Malgré ceci, la menace qui pèse sur les épaules d’Alexis est belle est bien réelle et oblige le jeune homme à abattre deux commandos d’assassins motorisés.

Tout en jouissant du corps juvénile du voyou, Fernando bien que non croyant écume les églises et cherche à retrouver les lieux de son enfance pour éprouver un dernier parfum de nostalgie.

Après la perte de son pistolet dans un égout ou se gémissait un chien blessé à mort, Alexis est rattrapé par son destin et abattu en protégeant de son corps Fernando.

Sa mort est un drame pour l’écrivain qui après avoir rendu visite à sa famille dans une favela misérable du nord de la ville, reséduit un autre jeune homme Wilmar (Juan David Restrepo) dans un centre commercial.

Fernando recommence le même cycle, couvrant Wilmar de cadeaux tout en profitant de sa jeunesse.

Lorsqu’il comprend que Wilmar est en réalité l’assassin d’Alexis, il pense à le tuer dans son sommeil puis se ravise, comprenant que Wilmar n’a fait qu’obéir à un infernal cycle de règlement de comptes entre bandes rivales.
Il propose alors à Wilmar à son tour menacé, de quitter la ville ce qu’accepte le jeune homme après avoir acheté et livré un frigo à sa mère qui vit dans une favela.

Mais Fernando apprend que Wilmar a été assassiné avant d’avoir pu réaliser leur projet commun.

Ébranlé, il disparait dans la nuit…

En conclusion, « La vierge des tueurs » est un film choc bousculant toutes les convenances pour livrer un désespoir brut qu’il est difficile à absorber.

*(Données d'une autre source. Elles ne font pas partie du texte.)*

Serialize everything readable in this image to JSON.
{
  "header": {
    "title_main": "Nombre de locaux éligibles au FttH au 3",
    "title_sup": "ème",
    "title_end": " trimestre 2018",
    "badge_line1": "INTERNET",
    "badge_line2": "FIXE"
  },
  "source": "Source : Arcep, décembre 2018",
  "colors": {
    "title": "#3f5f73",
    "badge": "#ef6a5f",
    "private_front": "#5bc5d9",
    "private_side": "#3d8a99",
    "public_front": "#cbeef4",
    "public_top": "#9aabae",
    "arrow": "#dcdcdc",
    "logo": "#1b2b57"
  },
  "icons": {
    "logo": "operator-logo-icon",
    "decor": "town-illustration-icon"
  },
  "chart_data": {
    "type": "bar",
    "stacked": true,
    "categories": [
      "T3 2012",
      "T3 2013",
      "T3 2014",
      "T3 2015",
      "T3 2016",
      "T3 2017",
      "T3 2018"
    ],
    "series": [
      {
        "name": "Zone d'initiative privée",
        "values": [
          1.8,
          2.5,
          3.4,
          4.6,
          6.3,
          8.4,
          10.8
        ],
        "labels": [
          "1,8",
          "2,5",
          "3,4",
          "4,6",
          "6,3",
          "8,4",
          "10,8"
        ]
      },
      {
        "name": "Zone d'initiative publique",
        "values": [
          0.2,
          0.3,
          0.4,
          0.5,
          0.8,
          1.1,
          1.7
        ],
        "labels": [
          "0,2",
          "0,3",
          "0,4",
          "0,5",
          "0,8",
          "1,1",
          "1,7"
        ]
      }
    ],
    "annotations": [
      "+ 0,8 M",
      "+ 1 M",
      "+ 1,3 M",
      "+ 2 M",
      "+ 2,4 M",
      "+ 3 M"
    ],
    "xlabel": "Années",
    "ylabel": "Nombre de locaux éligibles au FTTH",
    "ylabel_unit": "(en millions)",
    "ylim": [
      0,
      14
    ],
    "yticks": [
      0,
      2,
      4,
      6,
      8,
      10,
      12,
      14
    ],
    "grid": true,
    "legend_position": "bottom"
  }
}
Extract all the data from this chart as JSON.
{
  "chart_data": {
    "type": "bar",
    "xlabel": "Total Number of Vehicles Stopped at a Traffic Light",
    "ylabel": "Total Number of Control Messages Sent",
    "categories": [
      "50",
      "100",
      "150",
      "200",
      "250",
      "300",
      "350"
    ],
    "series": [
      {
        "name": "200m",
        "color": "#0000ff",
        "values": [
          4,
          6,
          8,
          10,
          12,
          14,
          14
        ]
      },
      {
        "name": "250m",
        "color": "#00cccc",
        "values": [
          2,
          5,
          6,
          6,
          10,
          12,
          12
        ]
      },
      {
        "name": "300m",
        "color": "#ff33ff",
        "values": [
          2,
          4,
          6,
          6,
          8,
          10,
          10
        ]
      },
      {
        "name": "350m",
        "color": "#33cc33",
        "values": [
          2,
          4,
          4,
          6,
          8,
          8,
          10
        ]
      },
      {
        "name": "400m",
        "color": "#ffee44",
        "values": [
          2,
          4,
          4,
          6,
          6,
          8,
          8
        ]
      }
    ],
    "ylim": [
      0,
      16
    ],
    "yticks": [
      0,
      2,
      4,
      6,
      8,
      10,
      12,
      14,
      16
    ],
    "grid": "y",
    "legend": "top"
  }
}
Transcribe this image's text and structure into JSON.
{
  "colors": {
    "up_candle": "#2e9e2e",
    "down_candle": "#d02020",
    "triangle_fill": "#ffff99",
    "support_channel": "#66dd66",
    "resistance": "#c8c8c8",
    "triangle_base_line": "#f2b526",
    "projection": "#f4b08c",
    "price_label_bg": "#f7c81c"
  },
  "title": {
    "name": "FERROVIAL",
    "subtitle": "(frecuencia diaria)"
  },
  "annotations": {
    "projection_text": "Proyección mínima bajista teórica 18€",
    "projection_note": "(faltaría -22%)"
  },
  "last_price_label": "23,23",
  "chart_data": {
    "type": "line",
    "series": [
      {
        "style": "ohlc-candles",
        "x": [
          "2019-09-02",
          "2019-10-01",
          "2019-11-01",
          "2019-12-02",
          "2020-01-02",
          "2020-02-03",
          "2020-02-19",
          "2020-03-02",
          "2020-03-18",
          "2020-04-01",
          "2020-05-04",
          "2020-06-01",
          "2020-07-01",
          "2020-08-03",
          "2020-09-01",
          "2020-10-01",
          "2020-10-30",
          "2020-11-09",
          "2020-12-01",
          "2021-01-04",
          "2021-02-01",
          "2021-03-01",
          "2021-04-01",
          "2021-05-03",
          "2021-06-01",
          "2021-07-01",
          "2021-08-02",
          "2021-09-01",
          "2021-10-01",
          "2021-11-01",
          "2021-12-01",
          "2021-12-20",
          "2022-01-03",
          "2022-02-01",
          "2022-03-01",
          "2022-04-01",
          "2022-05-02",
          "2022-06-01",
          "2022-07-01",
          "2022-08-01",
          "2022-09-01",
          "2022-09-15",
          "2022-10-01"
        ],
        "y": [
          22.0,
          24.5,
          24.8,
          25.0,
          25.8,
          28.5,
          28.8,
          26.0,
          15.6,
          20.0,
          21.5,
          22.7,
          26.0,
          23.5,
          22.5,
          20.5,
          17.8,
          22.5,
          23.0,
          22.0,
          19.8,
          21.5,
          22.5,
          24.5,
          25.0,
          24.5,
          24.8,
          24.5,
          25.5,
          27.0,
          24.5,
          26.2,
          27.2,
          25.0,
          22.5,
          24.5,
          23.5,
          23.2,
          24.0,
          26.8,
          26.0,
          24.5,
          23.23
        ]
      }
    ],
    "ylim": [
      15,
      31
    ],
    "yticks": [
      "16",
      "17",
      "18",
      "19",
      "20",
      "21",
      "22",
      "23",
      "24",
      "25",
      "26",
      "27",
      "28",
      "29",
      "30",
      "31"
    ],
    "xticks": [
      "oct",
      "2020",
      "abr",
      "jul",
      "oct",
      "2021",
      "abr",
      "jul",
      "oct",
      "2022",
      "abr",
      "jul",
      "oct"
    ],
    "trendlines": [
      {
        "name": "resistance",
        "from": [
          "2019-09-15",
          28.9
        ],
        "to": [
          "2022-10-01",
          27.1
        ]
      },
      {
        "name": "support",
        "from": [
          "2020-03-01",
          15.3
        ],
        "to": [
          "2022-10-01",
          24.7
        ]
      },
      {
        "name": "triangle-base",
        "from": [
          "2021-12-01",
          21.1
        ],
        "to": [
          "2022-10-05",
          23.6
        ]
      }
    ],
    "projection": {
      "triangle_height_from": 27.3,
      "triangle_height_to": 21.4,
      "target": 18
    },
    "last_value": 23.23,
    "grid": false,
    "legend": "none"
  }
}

Homosexualité flirtant avec la pédophilie, violence extrême dans une ville sans police ou on tue pour un oui ou un non et surtout nihilisme profond marqué par un rejet de toutes les valeurs traditionnelles : religion, politique, famille…sont les ingrédients du film d’un cinéaste habitué à sortir des sentiers battus.

On reste néanmoins choqué, écœuré et mal à l’aise sur le résultat qui offre de surcroit une image de Medellin et de la Colombie catastrophique et certainement erronée.

De mon coté, l'insupportable malaise prend donc le dessus sur la virulence du propos.